De advocaat van de verdachte vroeg de Hoge Raad de veroordeling te vernietigen. Hij klaagde onder meer dat het hof ontoereikend gemotiveerd een natuurlijke dood in de vorm van een acute hartdood als doodsoorzaak van het slachtoffer heeft uitgesloten.

De moeder en het dochtertje van het slachtoffer hebben cassatieklachten ingediend over de beslissing van het hof op hun vorderingen tot schadevergoeding, in het bijzonder over de niet-ontvankelijkverklaring van de vorderingen tot vergoeding van schokschade.

Advies AG

De AG adviseerde de Hoge Raad de veroordeling in stand te laten en de zaak terug te wijzen naar het hof op het punt van de strafoplegging en de vordering tot schadevergoeding.

Oordeel Hoge Raad

De Hoge Raad oordeelt dat de bewijsklachten van de verdachte niet slagen. De veroordeling wegens moord blijft dan ook in stand.

De klacht van de moeder van het slachtoffer slaagt volgens de Hoge Raad wel. Het hof heeft vastgesteld dat zij weliswaar als gevolg van het strafbare feit geestelijk letsel heeft opgelopen, maar haar toch in haar vordering niet-ontvankelijk verklaard omdat ‘niet precies kan worden vastgesteld welk deel van het geestelijk letsel is ontstaan door de confrontatie met de ernstige gevolgen van het strafbaar feit (schokschade) en welk deel is ontstaan door het missen van haar dochter (affectieschade)’.

Dit oordeel is volgens de Hoge Raad onjuist. De Hoge Raad wijst daarbij op de overwegingen over schokschade en affectieschade in zijn arrest van 28 juni 2022, gewezen na de uitspraak van het hof in deze zaak. Het hof heeft miskend dat de rechter bij samenloop van schokschade en affectieschade aan de hand van de omstandigheden van het geval naar billijkheid en schattenderwijs moet afwegen in hoeverre hij bij het bepalen van de hoogte van de vergoeding van schokschade rekening houdt met affectieschade.

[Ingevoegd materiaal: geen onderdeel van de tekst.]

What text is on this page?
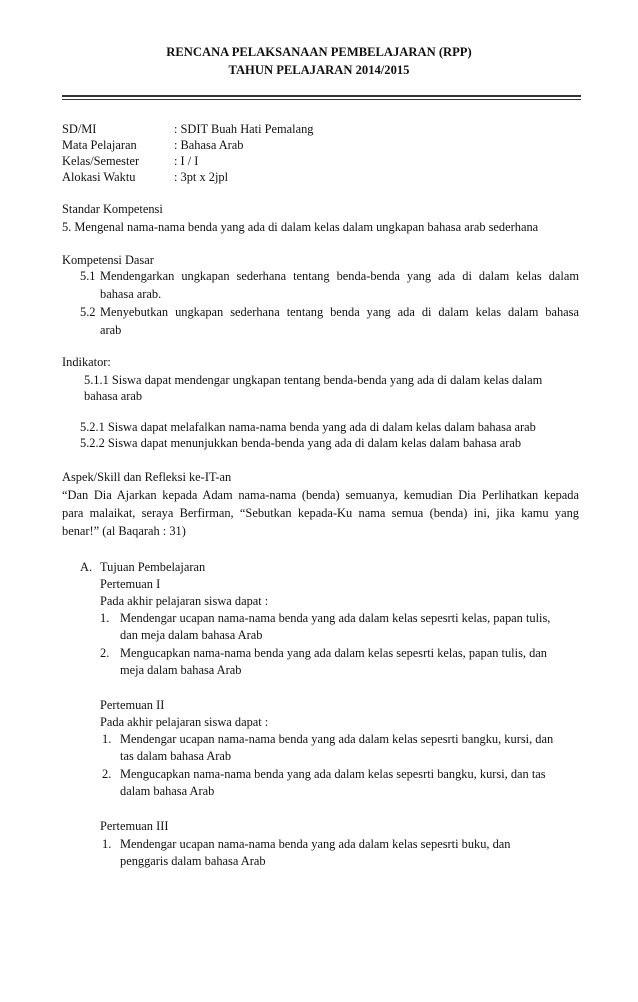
RENCANA PELAKSANAAN PEMBELAJARAN (RPP)
TAHUN PELAJARAN 2014/2015
SD/MI	: SDIT Buah Hati Pemalang
Mata Pelajaran	: Bahasa Arab
Kelas/Semester	: I / I
Alokasi Waktu	: 3pt x 2jpl
Standar Kompetensi
5. Mengenal nama-nama benda yang ada di dalam kelas dalam ungkapan bahasa arab sederhana
Kompetensi Dasar
5.1 Mendengarkan ungkapan sederhana tentang benda-benda yang ada di dalam kelas dalam
bahasa arab.
5.2 Menyebutkan ungkapan sederhana tentang benda yang ada di dalam kelas dalam bahasa
arab
Indikator:
5.1.1 Siswa dapat mendengar ungkapan tentang benda-benda yang ada di dalam kelas dalam
bahasa arab
5.2.1 Siswa dapat melafalkan nama-nama benda yang ada di dalam kelas dalam bahasa arab
5.2.2 Siswa dapat menunjukkan benda-benda yang ada di dalam kelas dalam bahasa arab
Aspek/Skill dan Refleksi ke-IT-an
“Dan Dia Ajarkan kepada Adam nama-nama (benda) semuanya, kemudian Dia Perlihatkan kepada
para malaikat, seraya Berfirman, “Sebutkan kepada-Ku nama semua (benda) ini, jika kamu yang
benar!” (al Baqarah : 31)
A. Tujuan Pembelajaran
Pertemuan I
Pada akhir pelajaran siswa dapat :
1. Mendengar ucapan nama-nama benda yang ada dalam kelas sepesrti kelas, papan tulis,
dan meja dalam bahasa Arab
2. Mengucapkan nama-nama benda yang ada dalam kelas sepesrti kelas, papan tulis, dan
meja dalam bahasa Arab
Pertemuan II
Pada akhir pelajaran siswa dapat :
1. Mendengar ucapan nama-nama benda yang ada dalam kelas sepesrti bangku, kursi, dan
tas dalam bahasa Arab
2. Mengucapkan nama-nama benda yang ada dalam kelas sepesrti bangku, kursi, dan tas
dalam bahasa Arab
Pertemuan III
1. Mendengar ucapan nama-nama benda yang ada dalam kelas sepesrti buku, dan
penggaris dalam bahasa Arab
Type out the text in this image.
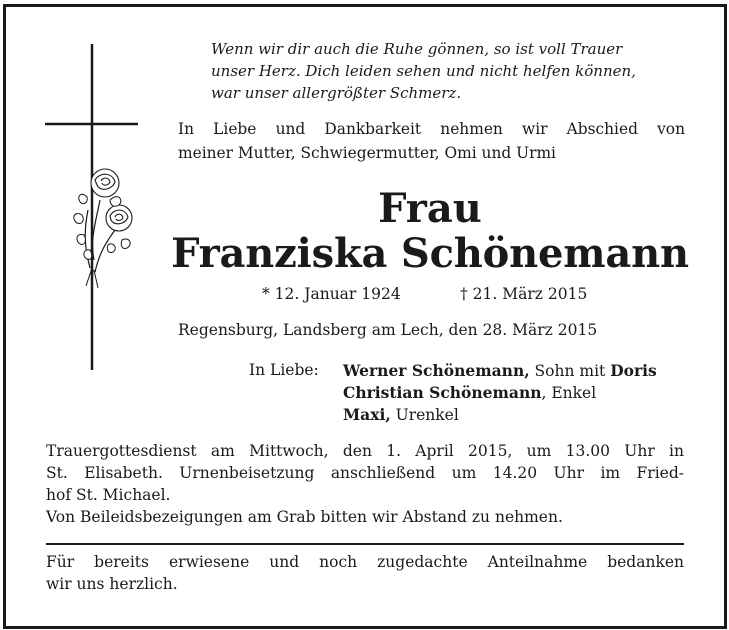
Wenn wir dir auch die Ruhe gönnen, so ist voll Trauer
unser Herz. Dich leiden sehen und nicht helfen können,
war unser allergrößter Schmerz.
In Liebe und Dankbarkeit nehmen wir Abschied von
meiner Mutter, Schwiegermutter, Omi und Urmi
Frau
Franziska Schönemann
* 12. Januar 1924	† 21. März 2015
Regensburg, Landsberg am Lech, den 28. März 2015
In Liebe: Werner Schönemann, Sohn mit Doris
Christian Schönemann, Enkel
Maxi, Urenkel
Trauergottesdienst am Mittwoch, den 1. April 2015, um 13.00 Uhr in
St. Elisabeth. Urnenbeisetzung anschließend um 14.20 Uhr im Fried-
hof St. Michael.
Von Beileidsbezeigungen am Grab bitten wir Abstand zu nehmen.
Für bereits erwiesene und noch zugedachte Anteilnahme bedanken
wir uns herzlich.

Dat een precieze afbakening tussen deze vormen van schade doorgaans niet mogelijk zal zijn staat er dus ook niet aan in de weg dat de rechter schat welk bedrag als vergoeding van schokschade voor toewijzing in aanmerking komt.

Daarbij is nog belang dat de strafrechter gedeeltelijk inhoudelijk kan beslissen over de toewijzing van schadevergoeding wegens schokschade en dat hij de vordering van de benadeelde partij voor het resterende deel niet-ontvankelijk kan verklaren. Hierdoor kan de strafrechter steeds een beslissing nemen over dat deel van de gevorderde schadevergoeding wegens schokschade waarvan de behandeling niet een onevenredige belasting van het strafgeding oplevert. Wel merkt de Hoge Raad nog op dat dat niet wegneemt dat als de rechter een nadere onderbouwing en verdere behandeling van de vordering noodzakelijk vindt voordat hij mogelijk tot (gedeeltelijke) toewijzing van zo’n vordering kan overgaan, hij kan oordelen dat dat een onevenredige belasting van het strafgeding zou opleveren. Maar dat was niet de reden voor de niet-ontvankelijkverklaring in deze zaak.

De niet-ontvankelijkverklaring van de vordering tot vergoeding van schokschade van het dochtertje laat de Hoge Raad in stand.

De Hoge Raad wijst de zaak terug naar het hof voor een nieuwe behandeling en beoordeling op het punt van de schadevergoeding en de strafoplegging (i.v.m. een klacht over de overschrijding van de redelijke termijn).